Since 2010, the ICRC has taken a risk-management approach to its operations in order to ensure the safety and security of its staff who might be exposed to the risks of chemical weapons, ensure safe continuity in its humanitarian operations, and provide assistance to victims where circumstances allow. To that end, the ICRC provides high-quality training for its responders and roster members, in collaboration with partners such as the Irish Defence Forces and the Spiez Laboratory, part of the Swiss Federal Office for Civil Protection.

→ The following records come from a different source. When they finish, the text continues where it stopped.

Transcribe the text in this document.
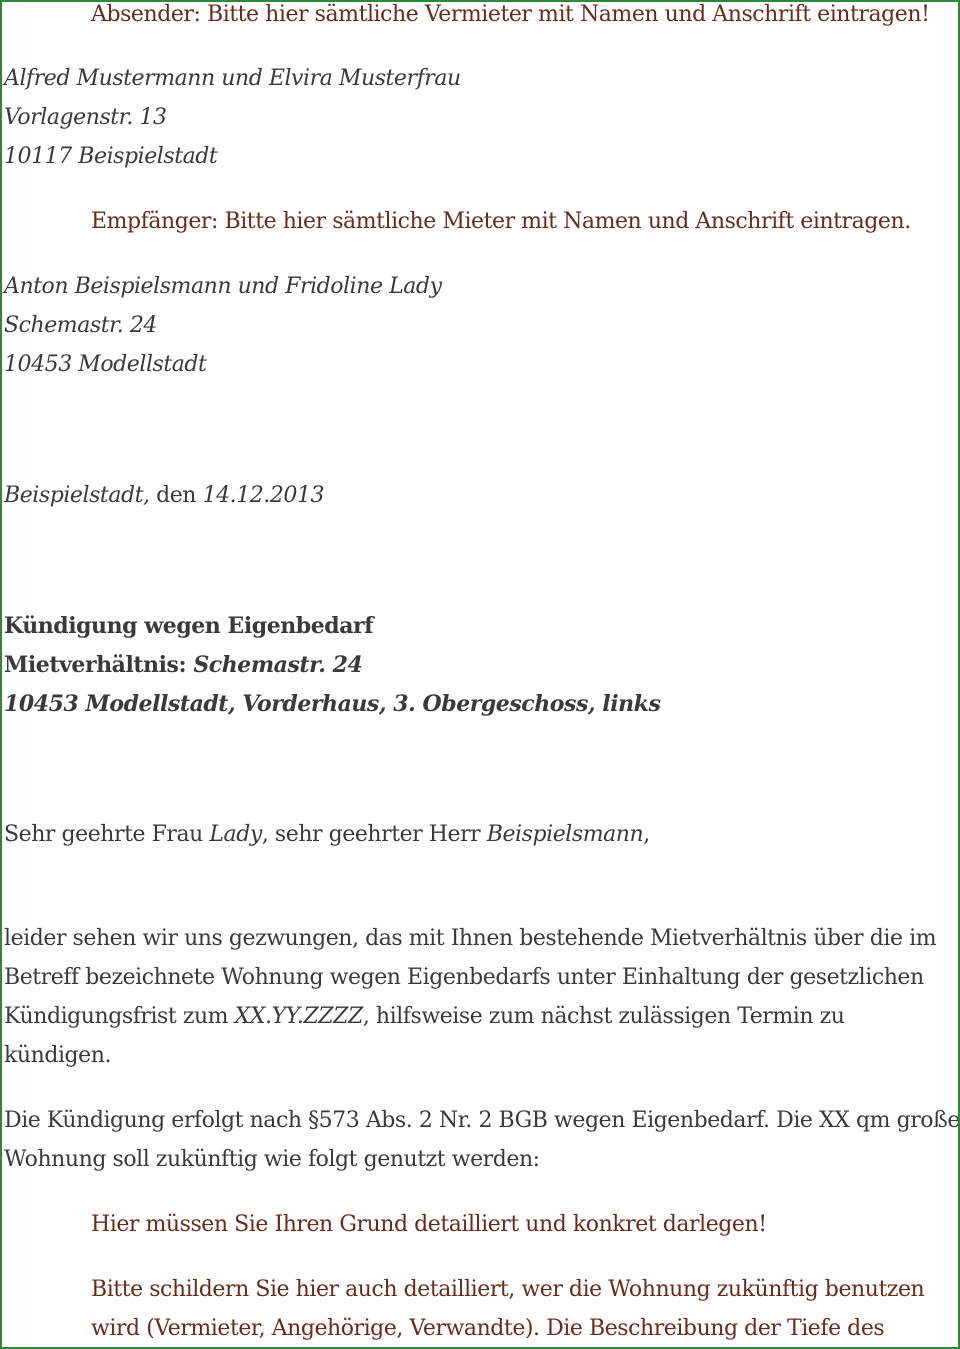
Absender: Bitte hier sämtliche Vermieter mit Namen und Anschrift eintragen!
Alfred Mustermann und Elvira Musterfrau
Vorlagenstr. 13
10117 Beispielstadt
Empfänger: Bitte hier sämtliche Mieter mit Namen und Anschrift eintragen.
Anton Beispielsmann und Fridoline Lady
Schemastr. 24
10453 Modellstadt
Beispielstadt, den 14.12.2013
Kündigung wegen Eigenbedarf
Mietverhältnis: Schemastr. 24
10453 Modellstadt, Vorderhaus, 3. Obergeschoss, links
Sehr geehrte Frau Lady, sehr geehrter Herr Beispielsmann,
leider sehen wir uns gezwungen, das mit Ihnen bestehende Mietverhältnis über die im
Betreff bezeichnete Wohnung wegen Eigenbedarfs unter Einhaltung der gesetzlichen
Kündigungsfrist zum XX.YY.ZZZZ, hilfsweise zum nächst zulässigen Termin zu
kündigen.
Die Kündigung erfolgt nach §573 Abs. 2 Nr. 2 BGB wegen Eigenbedarf. Die XX qm große
Wohnung soll zukünftig wie folgt genutzt werden:
Hier müssen Sie Ihren Grund detailliert und konkret darlegen!
Bitte schildern Sie hier auch detailliert, wer die Wohnung zukünftig benutzen
wird (Vermieter, Angehörige, Verwandte). Die Beschreibung der Tiefe des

The ICRC's response capacity is currently focused on, among other aspects, preventing and protecting medical centres from secondary contamination by toxic chemicals. For instance, following an incident in Mosul in 2017, ICRC teams provided medical staff at a number of hospitals in the area with training and equipment for decontaminating and treating patients exposed to chemical agents.
Faced with complex operational environments such as those of chemical attacks, the ICRC's humanitarian response at all times remains grounded in its modus operandi of neutral, impartial and independent humanitarian action. Firm adherence to these principles underpins the ICRC's acceptance by parties to armed conflicts and ensures its access to victims. In keeping with these principles, the ICRC does not get involved in investigations of reported cases of chemical-weapon use, which is the responsibility of the competent authorities.
Despite the necessary focus on preventing the further use of chemical weapons, and improving the capacity to assist victims in the event of their use, it is important that States Parties also address other developments that have serious implications for the Convention.
At the First Review Conference in 2003 the ICRC expressed its alarm about the interest shown by police, security and armed forces in using certain highly toxic chemicals as weapons – so-called "incapacitating chemical agents" or "central-nervous-system-acting chemicals". The ICRC is of the view that the use of toxic chemicals as weapons for law-enforcement purposes should be limited to riot control agents only, and continues to call on each State Party to join those that have already adopted national policies and legislation to that effect.
The ICRC welcomes the progress that has been made on this issue, as evidenced by the joint statement to the Conference of the States Parties in 2017 by a group of 39 States (C-22/NAT.5), and the report of the Open-Ended Working Group on the Future Priorities of the OPCW submitted to this Conference (RC-4/WP.1). The report recognises that the use of highly toxic chemicals as weapons for law enforcement would "undermine the object and purpose of the Convention" and pose serious risks to life and health. It recommends that the OPCW's policy-making organs now address these concerns. The ICRC's position is clear: poisoning is not a legitimate means of warfare; it cannot be a legitimate means of law enforcement.
The ICRC welcomes Palestine as the newest State party to the Convention, joining Angola, Myanmar, Somalia and Syria as new members since the Third Review Conference in 2013, and urges the four States yet to join – Egypt, Israel, the Democratic People's Republic of Korea, and South Sudan – to ratify or accede without delay. There can be no justification for remaining outside the Convention, which embodies the comprehensive prohibition of chemical weapons in all circumstances.
In closing, the ICRC calls on all delegations to reaffirm their commitment to the Chemical Weapons Convention, their obligation to uphold the absolute prohibition of chemical weapons in all circumstances, and their promise to do everything in their power to protect humanity from chemical warfare.